I plan to move to Dubai with my family of 7 yo girl and 3 yo boy and have searched some alternatives for a 3BR villa around The Spring and Jumeirah 1. 
I will work in Sharjah and the official working hour is 08:30 A.M. to 18:30 P.M. Can anyone please advice road traffic I will face between Dubai-Sharjah-Dubai for the above working hour and home location?

I have also registered my girl on waiting list for JESS and Kings Dubai. Also considering Choueifat Dubai as an alternative for schooling. I know that this school is rated as good by KHDA and its graduates go to well known universities. But I would like to know if this school is also good for lower graders like my little girl. Appreciate if anyone can share their experiences.

From Qatar,
Merapi


----------



## Gavtek (Aug 23, 2009)

Jumeirah 1 would be a better location for commuting and just about every other reason too.

Traffic shouldn't be too bad in theory as most people live in Sharjah and work in Dubai so you'd be going against the traffic.


----------



## Merapi (Nov 24, 2010)

Gavtek said:


> Jumeirah 1 would be a better location for commuting and just about every other reason too.
> 
> Traffic shouldn't be too bad in theory as most people live in Sharjah and work in Dubai so you'd be going against the traffic.


Thanks Gavtek for responding to my questions.
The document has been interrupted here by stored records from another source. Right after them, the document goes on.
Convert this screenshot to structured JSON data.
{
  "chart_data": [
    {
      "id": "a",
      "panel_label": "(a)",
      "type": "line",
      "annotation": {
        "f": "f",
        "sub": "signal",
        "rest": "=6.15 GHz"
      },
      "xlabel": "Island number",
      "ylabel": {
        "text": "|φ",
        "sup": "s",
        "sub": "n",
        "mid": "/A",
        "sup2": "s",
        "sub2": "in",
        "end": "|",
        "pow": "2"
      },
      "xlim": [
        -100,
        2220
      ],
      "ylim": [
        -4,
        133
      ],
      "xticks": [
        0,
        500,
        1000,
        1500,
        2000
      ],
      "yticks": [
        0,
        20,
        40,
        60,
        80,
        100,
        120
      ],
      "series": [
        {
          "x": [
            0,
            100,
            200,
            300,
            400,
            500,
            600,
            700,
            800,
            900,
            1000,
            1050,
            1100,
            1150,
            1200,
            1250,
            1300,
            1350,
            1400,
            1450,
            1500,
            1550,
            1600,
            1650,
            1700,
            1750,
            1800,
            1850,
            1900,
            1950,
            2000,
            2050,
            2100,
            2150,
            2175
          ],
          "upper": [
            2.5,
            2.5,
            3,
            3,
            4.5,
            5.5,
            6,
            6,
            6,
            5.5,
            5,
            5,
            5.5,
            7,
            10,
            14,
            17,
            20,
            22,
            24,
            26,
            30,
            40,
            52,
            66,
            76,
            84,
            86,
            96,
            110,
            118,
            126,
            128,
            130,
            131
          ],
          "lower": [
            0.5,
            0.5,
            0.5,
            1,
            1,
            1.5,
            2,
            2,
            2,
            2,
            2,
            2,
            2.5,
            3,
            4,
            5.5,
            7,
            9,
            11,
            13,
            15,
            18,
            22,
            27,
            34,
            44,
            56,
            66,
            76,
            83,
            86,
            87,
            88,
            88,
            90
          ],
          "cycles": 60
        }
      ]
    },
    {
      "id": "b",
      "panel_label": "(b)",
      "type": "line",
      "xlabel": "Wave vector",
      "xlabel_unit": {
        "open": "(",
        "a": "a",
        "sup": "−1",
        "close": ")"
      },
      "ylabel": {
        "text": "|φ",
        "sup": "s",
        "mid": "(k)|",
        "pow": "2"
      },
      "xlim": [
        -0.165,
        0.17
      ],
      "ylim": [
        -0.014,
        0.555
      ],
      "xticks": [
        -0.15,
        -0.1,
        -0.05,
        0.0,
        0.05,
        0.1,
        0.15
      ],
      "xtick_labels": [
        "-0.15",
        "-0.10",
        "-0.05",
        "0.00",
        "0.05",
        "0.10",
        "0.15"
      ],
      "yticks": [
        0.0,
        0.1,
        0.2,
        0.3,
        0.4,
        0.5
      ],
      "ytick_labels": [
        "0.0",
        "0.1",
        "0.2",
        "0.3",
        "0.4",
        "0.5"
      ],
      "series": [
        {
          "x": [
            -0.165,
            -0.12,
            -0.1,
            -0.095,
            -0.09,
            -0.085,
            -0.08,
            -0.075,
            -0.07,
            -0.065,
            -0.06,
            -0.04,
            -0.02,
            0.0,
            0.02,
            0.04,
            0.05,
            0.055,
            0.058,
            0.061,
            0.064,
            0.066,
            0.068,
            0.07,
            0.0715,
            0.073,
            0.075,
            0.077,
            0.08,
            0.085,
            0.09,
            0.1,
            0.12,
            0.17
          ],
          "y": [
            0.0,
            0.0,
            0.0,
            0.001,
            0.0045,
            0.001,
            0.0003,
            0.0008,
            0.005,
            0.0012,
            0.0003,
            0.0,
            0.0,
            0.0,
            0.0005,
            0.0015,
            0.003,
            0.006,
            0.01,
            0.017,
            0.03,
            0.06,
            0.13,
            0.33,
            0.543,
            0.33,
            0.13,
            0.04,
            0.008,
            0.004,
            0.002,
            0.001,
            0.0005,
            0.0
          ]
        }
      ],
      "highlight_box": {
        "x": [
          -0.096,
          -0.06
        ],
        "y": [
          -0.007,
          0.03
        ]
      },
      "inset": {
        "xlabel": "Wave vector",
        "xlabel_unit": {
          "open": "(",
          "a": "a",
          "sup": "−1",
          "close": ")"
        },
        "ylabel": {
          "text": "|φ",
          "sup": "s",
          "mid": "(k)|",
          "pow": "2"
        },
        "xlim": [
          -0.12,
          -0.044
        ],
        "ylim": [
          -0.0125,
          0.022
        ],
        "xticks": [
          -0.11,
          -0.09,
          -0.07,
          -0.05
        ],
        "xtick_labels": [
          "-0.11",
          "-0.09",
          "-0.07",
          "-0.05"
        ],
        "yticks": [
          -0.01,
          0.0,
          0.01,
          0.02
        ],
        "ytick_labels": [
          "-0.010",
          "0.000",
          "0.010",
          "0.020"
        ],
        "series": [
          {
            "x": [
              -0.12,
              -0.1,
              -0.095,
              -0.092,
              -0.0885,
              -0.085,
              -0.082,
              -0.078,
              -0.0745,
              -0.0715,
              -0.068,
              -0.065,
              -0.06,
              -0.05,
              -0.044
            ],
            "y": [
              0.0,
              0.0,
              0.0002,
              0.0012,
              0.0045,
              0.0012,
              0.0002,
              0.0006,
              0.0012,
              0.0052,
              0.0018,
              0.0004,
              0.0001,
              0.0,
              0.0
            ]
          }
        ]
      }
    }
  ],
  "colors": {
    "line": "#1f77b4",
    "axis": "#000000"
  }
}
What about living in the springs and commuting to Sharjah. Distance wise it doesn't seem far but can you please advise how long it takes to drive to Sharjah in the morning with current traffic situation?

Regards,
Merapi


----------



## Rochelle (Sep 20, 2010)

Merapi I think you will need to suss that once you are here... 
I know that big cities leaving just ten or fifteen minutes earlier/later can add or deduct an hour off the drive.. depending on the roads you take, exact time you leave etc and even day of the week (I have yet to figure out why) it can make a huge difference


----------



## Bigjimbo (Oct 28, 2010)

Merapi said:


> Hi All,
> 
> I plan to move to Dubai with my family of 7 yo girl and 3 yo boy and have searched some alternatives for a 3BR villa around The Spring and Jumeirah 1.
> I will work in Sharjah and the official working hour is 08:30 A.M. to 18:30 P.M. Can anyone please advice road traffic I will face between Dubai-Sharjah-Dubai for the above working hour and home location?
> ...


Strongly advise you to consider Arabian Ranches, or perhaps Jumeirah Village Triangle. This would take 20-30 mins off your commute each way. Also try Falcon City or Mirdif. There are a lot of people who dismiss these areas but to be honest most of them haven't really seen them. They offer a good standard of living and are very accessible to Emirates rd. This will be key to commuting to Sharjah. The actual commute at the times you will be doing it is very easy, and depending where in Sharjah should take no more then 30 -40 mins. PM me if you need any advice.


----------



## Merapi (Nov 24, 2010)

Thanks all for the advices and will certainly make them as considerations.


----------